The compensation issue appeared to figure heavily in Mr. Kilts' wheeling and dealing. Talks first to merge with, then acquire, an unnamed competitor-widely known to be Colgate-Palmolive Co.-failed in 2002 and 2004, according to Gillette's proxy statement. "Cultural issues," i.e. Mr. Kilts' pay, were likely a key sticking point, said one person close to the companies. Colgate Chairman-CEO Reuben Mark is neither a saint nor a pauper but is a Colgate lifer who led one of the industry's biggest success stories without making a Kiltsian fortune.

"Don't think [Mr. Kilts' pay] wasn't an issue for P&G's board, either," said the person familiar with the deal. Indeed, the proxy statement shows it was the last thing agreed upon, less than a day before the announcement.
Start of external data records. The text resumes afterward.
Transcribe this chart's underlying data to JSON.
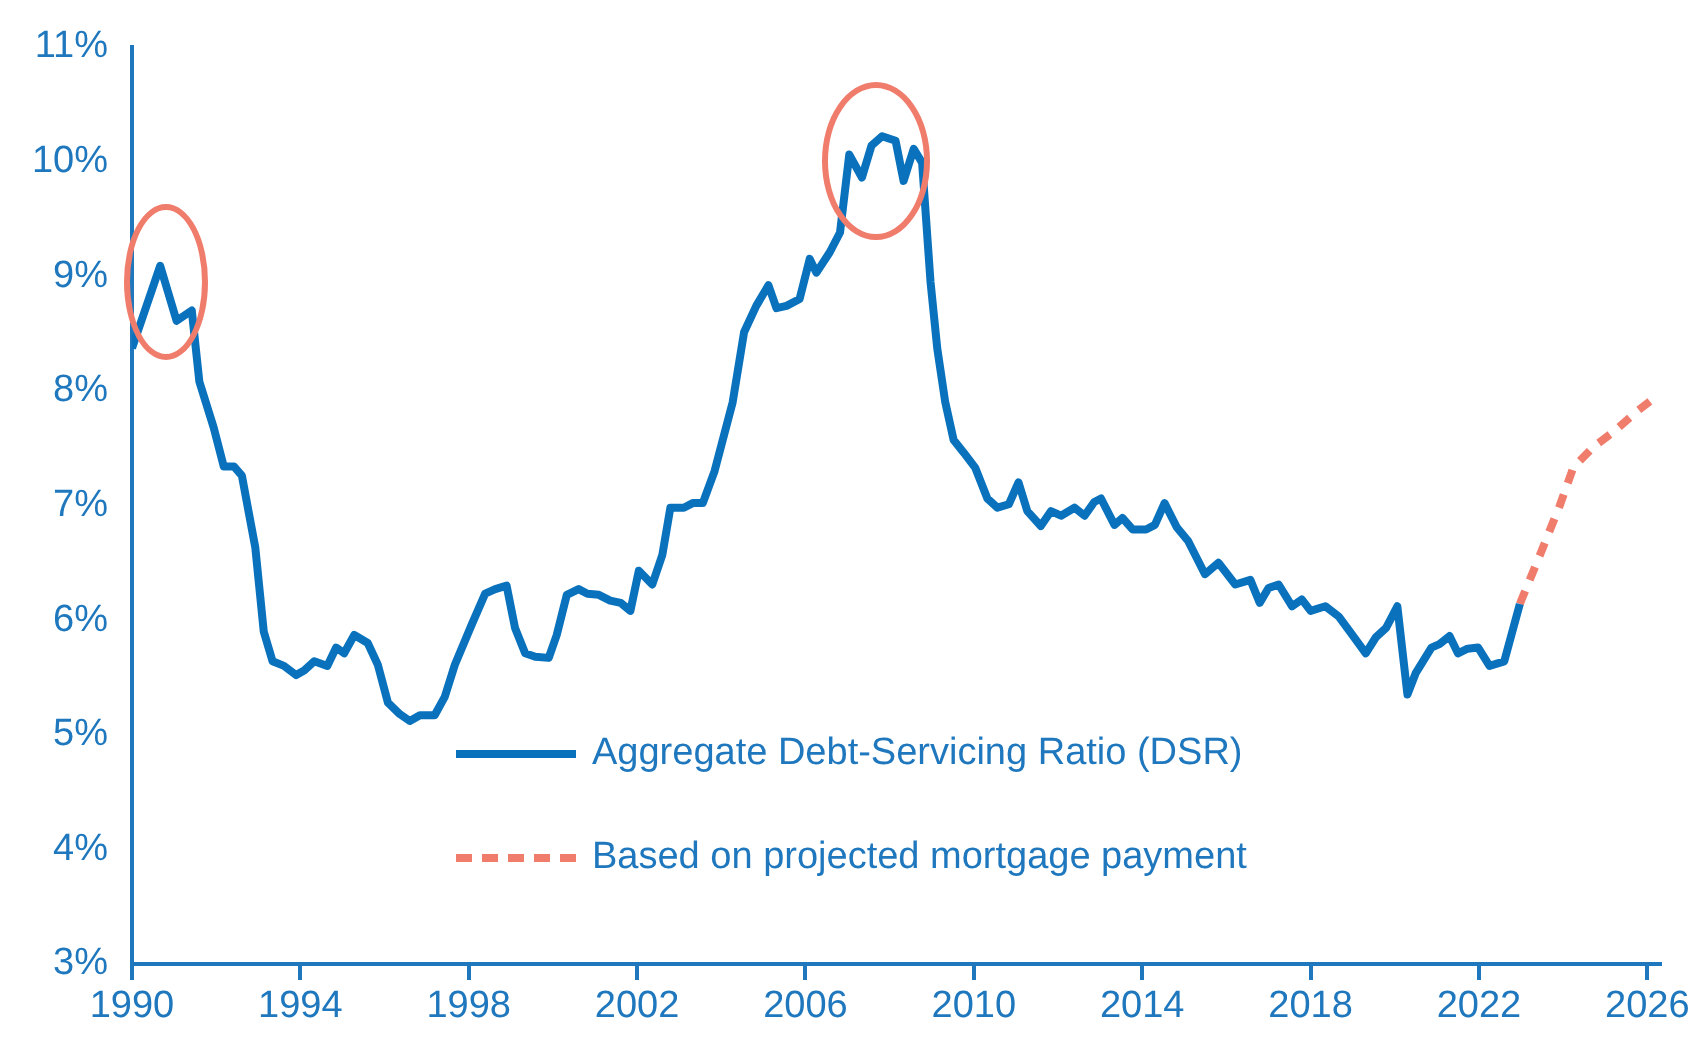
{
  "chart_data": {
    "type": "line",
    "xlim": [
      1990,
      2026.3
    ],
    "ylim": [
      3,
      11
    ],
    "xticks": [
      1990,
      1994,
      1998,
      2002,
      2006,
      2010,
      2014,
      2018,
      2022,
      2026
    ],
    "yticks": [
      {
        "value": 3,
        "label": "3%"
      },
      {
        "value": 4,
        "label": "4%"
      },
      {
        "value": 5,
        "label": "5%"
      },
      {
        "value": 6,
        "label": "6%"
      },
      {
        "value": 7,
        "label": "7%"
      },
      {
        "value": 8,
        "label": "8%"
      },
      {
        "value": 9,
        "label": "9%"
      },
      {
        "value": 10,
        "label": "10%"
      },
      {
        "value": 11,
        "label": "11%"
      }
    ],
    "grid": false,
    "legend": "bottom",
    "marker": "none",
    "series": [
      {
        "name": "Aggregate Debt-Servicing Ratio (DSR)",
        "color": "#0a72bd",
        "line_style": "solid",
        "x": [
          1990.0,
          1990.67,
          1991.06,
          1991.42,
          1991.6,
          1991.94,
          1992.18,
          1992.42,
          1992.61,
          1992.93,
          1993.13,
          1993.34,
          1993.61,
          1993.9,
          1994.09,
          1994.33,
          1994.64,
          1994.85,
          1995.04,
          1995.28,
          1995.6,
          1995.84,
          1996.08,
          1996.36,
          1996.6,
          1996.84,
          1997.19,
          1997.43,
          1997.67,
          1998.07,
          1998.39,
          1998.63,
          1998.9,
          1999.1,
          1999.34,
          1999.58,
          1999.9,
          2000.09,
          2000.33,
          2000.61,
          2000.82,
          2001.09,
          2001.36,
          2001.61,
          2001.84,
          2002.04,
          2002.36,
          2002.6,
          2002.79,
          2003.11,
          2003.32,
          2003.56,
          2003.84,
          2004.27,
          2004.54,
          2004.83,
          2005.12,
          2005.31,
          2005.55,
          2005.86,
          2006.1,
          2006.26,
          2006.58,
          2006.82,
          2007.04,
          2007.34,
          2007.57,
          2007.82,
          2008.14,
          2008.33,
          2008.57,
          2008.77,
          2008.97,
          2009.13,
          2009.32,
          2009.52,
          2009.76,
          2010.03,
          2010.32,
          2010.56,
          2010.83,
          2011.06,
          2011.27,
          2011.59,
          2011.83,
          2012.07,
          2012.39,
          2012.63,
          2012.86,
          2013.02,
          2013.34,
          2013.53,
          2013.77,
          2014.09,
          2014.3,
          2014.53,
          2014.82,
          2015.09,
          2015.49,
          2015.81,
          2016.21,
          2016.57,
          2016.79,
          2017.0,
          2017.24,
          2017.56,
          2017.79,
          2018.0,
          2018.35,
          2018.67,
          2018.99,
          2019.31,
          2019.55,
          2019.79,
          2020.06,
          2020.3,
          2020.5,
          2020.87,
          2021.06,
          2021.3,
          2021.5,
          2021.73,
          2021.98,
          2022.25,
          2022.6,
          2022.97
        ],
        "values": [
          8.37,
          9.09,
          8.61,
          8.7,
          8.08,
          7.68,
          7.34,
          7.34,
          7.26,
          6.63,
          5.9,
          5.64,
          5.6,
          5.52,
          5.56,
          5.64,
          5.6,
          5.76,
          5.71,
          5.87,
          5.8,
          5.61,
          5.28,
          5.18,
          5.12,
          5.17,
          5.17,
          5.33,
          5.61,
          5.96,
          6.23,
          6.27,
          6.3,
          5.93,
          5.71,
          5.68,
          5.67,
          5.87,
          6.22,
          6.27,
          6.23,
          6.22,
          6.17,
          6.15,
          6.08,
          6.43,
          6.31,
          6.57,
          6.98,
          6.98,
          7.02,
          7.02,
          7.3,
          7.9,
          8.51,
          8.74,
          8.92,
          8.72,
          8.74,
          8.8,
          9.15,
          9.03,
          9.21,
          9.38,
          10.06,
          9.86,
          10.14,
          10.22,
          10.18,
          9.83,
          10.11,
          9.99,
          8.95,
          8.37,
          7.9,
          7.57,
          7.46,
          7.33,
          7.06,
          6.98,
          7.01,
          7.2,
          6.95,
          6.82,
          6.95,
          6.91,
          6.98,
          6.91,
          7.03,
          7.06,
          6.83,
          6.89,
          6.79,
          6.79,
          6.83,
          7.02,
          6.81,
          6.69,
          6.4,
          6.5,
          6.31,
          6.35,
          6.15,
          6.28,
          6.31,
          6.12,
          6.18,
          6.08,
          6.12,
          6.03,
          5.87,
          5.71,
          5.85,
          5.93,
          6.12,
          5.35,
          5.54,
          5.76,
          5.79,
          5.86,
          5.71,
          5.75,
          5.76,
          5.6,
          5.64,
          6.14
        ]
      },
      {
        "name": "Based on projected mortgage payment",
        "color": "#f07c6c",
        "line_style": "dashed",
        "x": [
          2022.97,
          2023.45,
          2023.92,
          2024.24,
          2024.72,
          2025.19,
          2025.75,
          2026.28
        ],
        "values": [
          6.14,
          6.57,
          7.0,
          7.33,
          7.51,
          7.64,
          7.82,
          7.97
        ]
      }
    ]
  }
}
"Walking away would have been fine with me," Mr. Kilts said in his speech. But P&G was willing to pay to keep him a year, his stock off the market for 18 months after that and him away from rivals another 18 months.

Another person familiar with the companies sees pay disparities as a key problem. Consider the market forces on a hire-from-without company in Boston vs. a promote-from-within one in Cincinnati with questionable outside demand for its senior talent.

Mr. Kilts, of course, is the poster child for that disparity. So he was probably right when he told The Wall Street Journal in January: "I don't think it would be productive to talk about my pay."